In the same way, there are many times in which we need to prepare ourselves so that we can take advantage of opportunities to do good:

  • In order to be ready to provide help to others, we prepare by working “so that [we] will have something to share with one who has need” (Ephesians 4:28).
  • In order to be ready to teach others, we prepare by studying the word of God (2 Timothy 2:15). The desire to “be teachers” does no good if we “do not understand…what [we] are saying” (1 Timothy 1:7).
  • In order to be ready to assemble with the saints, we prepare by planning our schedule and prioritizing our time so that we can be there to encourage our brethren (Hebrews 10:25).

In examples like these, we need to plan and prepare ahead of time – before the opportunity arises to do good – so that we are ready to perform the necessary good deeds.

Zealous for Good Deeds

Who gave Himself for us to redeem us from every lawless deed, and to purify for Himself a people for His own possession, zealous for good deeds” (Titus 2:14).

Since Jesus has “all authority” (Matthew 28:18), He has the right to command us and we have an obligation to obey Him. However, He does not force us to do so. Shortly before His death He lamented over Jerusalem: “How often I wanted to gather your children together, the way a hen gathers her chicks under her wings, and you were unwilling” (Matthew 23:37). He allows us to choose whether we will serve Him or not. In choosing to serve Him, He also does not want us to do this “grudgingly” (2 Corinthians 9:7).

Jesus proved to be zealous to do the Father’s will and save us by dying on the cross. He said, “For this reason the Father loves Me, because I lay down My life so that I may take it again. No one has taken it away from Me, but I lay it down on My own initiative. I have authority to lay it down, and I have authority to take it up again. This commandment I received from My Father” (John 10:17-18). The proper response to His willing sacrifice for us is to have an earnest desire to do His will and be “zealous for good deeds” (Titus 2:14). Jesus said, “Greater love has no one than this, that one lay down his life for his friends. You are My friends if you do what I command you” (John 15:13-14).

An Example of Good Deeds

In all things show yourself to be an example of good deeds, with purity in doctrine…” (Titus 2:7).

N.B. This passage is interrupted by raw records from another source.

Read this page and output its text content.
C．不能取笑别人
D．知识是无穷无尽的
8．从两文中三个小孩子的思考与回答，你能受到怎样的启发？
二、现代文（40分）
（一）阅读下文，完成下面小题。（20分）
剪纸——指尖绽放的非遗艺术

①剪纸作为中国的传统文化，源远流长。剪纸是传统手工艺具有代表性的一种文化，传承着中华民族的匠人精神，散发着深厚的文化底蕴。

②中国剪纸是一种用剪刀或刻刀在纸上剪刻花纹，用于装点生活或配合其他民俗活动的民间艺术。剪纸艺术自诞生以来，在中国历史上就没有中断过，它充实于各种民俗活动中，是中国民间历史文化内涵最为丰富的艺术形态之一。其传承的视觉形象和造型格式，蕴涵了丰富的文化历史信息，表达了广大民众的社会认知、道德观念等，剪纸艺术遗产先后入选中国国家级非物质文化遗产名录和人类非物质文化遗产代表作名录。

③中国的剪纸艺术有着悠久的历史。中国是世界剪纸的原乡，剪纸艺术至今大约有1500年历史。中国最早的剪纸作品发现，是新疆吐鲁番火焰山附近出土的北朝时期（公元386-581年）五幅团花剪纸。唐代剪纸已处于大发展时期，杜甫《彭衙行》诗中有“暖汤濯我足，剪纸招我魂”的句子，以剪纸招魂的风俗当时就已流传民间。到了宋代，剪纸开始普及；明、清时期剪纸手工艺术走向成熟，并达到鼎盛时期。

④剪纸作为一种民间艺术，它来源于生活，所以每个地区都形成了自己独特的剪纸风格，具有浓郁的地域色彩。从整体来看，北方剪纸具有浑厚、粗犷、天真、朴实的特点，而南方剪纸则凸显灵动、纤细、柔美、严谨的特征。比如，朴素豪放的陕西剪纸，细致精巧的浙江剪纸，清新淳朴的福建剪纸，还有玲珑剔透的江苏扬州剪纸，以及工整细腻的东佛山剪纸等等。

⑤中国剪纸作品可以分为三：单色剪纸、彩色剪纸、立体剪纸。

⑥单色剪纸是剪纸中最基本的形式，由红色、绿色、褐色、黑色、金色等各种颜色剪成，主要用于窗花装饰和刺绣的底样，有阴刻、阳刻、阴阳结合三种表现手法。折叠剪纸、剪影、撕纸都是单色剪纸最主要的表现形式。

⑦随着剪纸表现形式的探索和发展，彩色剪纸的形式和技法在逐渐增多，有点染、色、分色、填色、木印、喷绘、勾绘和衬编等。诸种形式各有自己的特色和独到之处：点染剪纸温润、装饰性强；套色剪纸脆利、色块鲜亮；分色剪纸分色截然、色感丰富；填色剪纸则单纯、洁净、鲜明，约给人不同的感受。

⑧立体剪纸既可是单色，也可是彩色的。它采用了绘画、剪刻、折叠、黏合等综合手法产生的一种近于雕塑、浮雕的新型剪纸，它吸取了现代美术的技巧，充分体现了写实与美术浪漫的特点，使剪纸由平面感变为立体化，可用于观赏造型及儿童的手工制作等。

Paul connected this with Titus’ work in preaching: “But as for you, speak the things which are fitting for sound doctrine” (Titus 2:1). As he would do this, he was to be “an example of good deeds” (Titus 2:7). Paul gave Timothy a similar instruction: “Let no one look down on your youthfulness, but rather in speech, conduct, love, faith and purity, show yourself an example of those who believe” (1 Timothy 4:12). This was to be done “in all things” so that others would listen to him.

We are going to have an influence on others – either for good or bad. Therefore, we need to consistently show an example of good deeds. Peter wrote, “Keep your behavior excellent among the Gentiles, so that in the thing in which they slander you as evildoers, they may because of your good deeds, as they observe them, glorify God in the day of visitation” (1 Peter 2:12). Others will be looking for a reason to “slander [us] as evildoers,” but we must not give them a legitimate reason to do so. If we fail to do this, others will see us as hypocrites and will be turned away from the gospel. Therefore, we must be sure that we are setting the proper example before others.


The Lord wants His people to engage in good deeds. To do this, we must learn what is good, be careful to obey His will as He has revealed it in His word, prepare ourselves to carry out His will in various areas of our lives, be zealous for good deeds, and show ourselves as an example of good deeds to others. If we will do these things, we will be pleasing the Lord.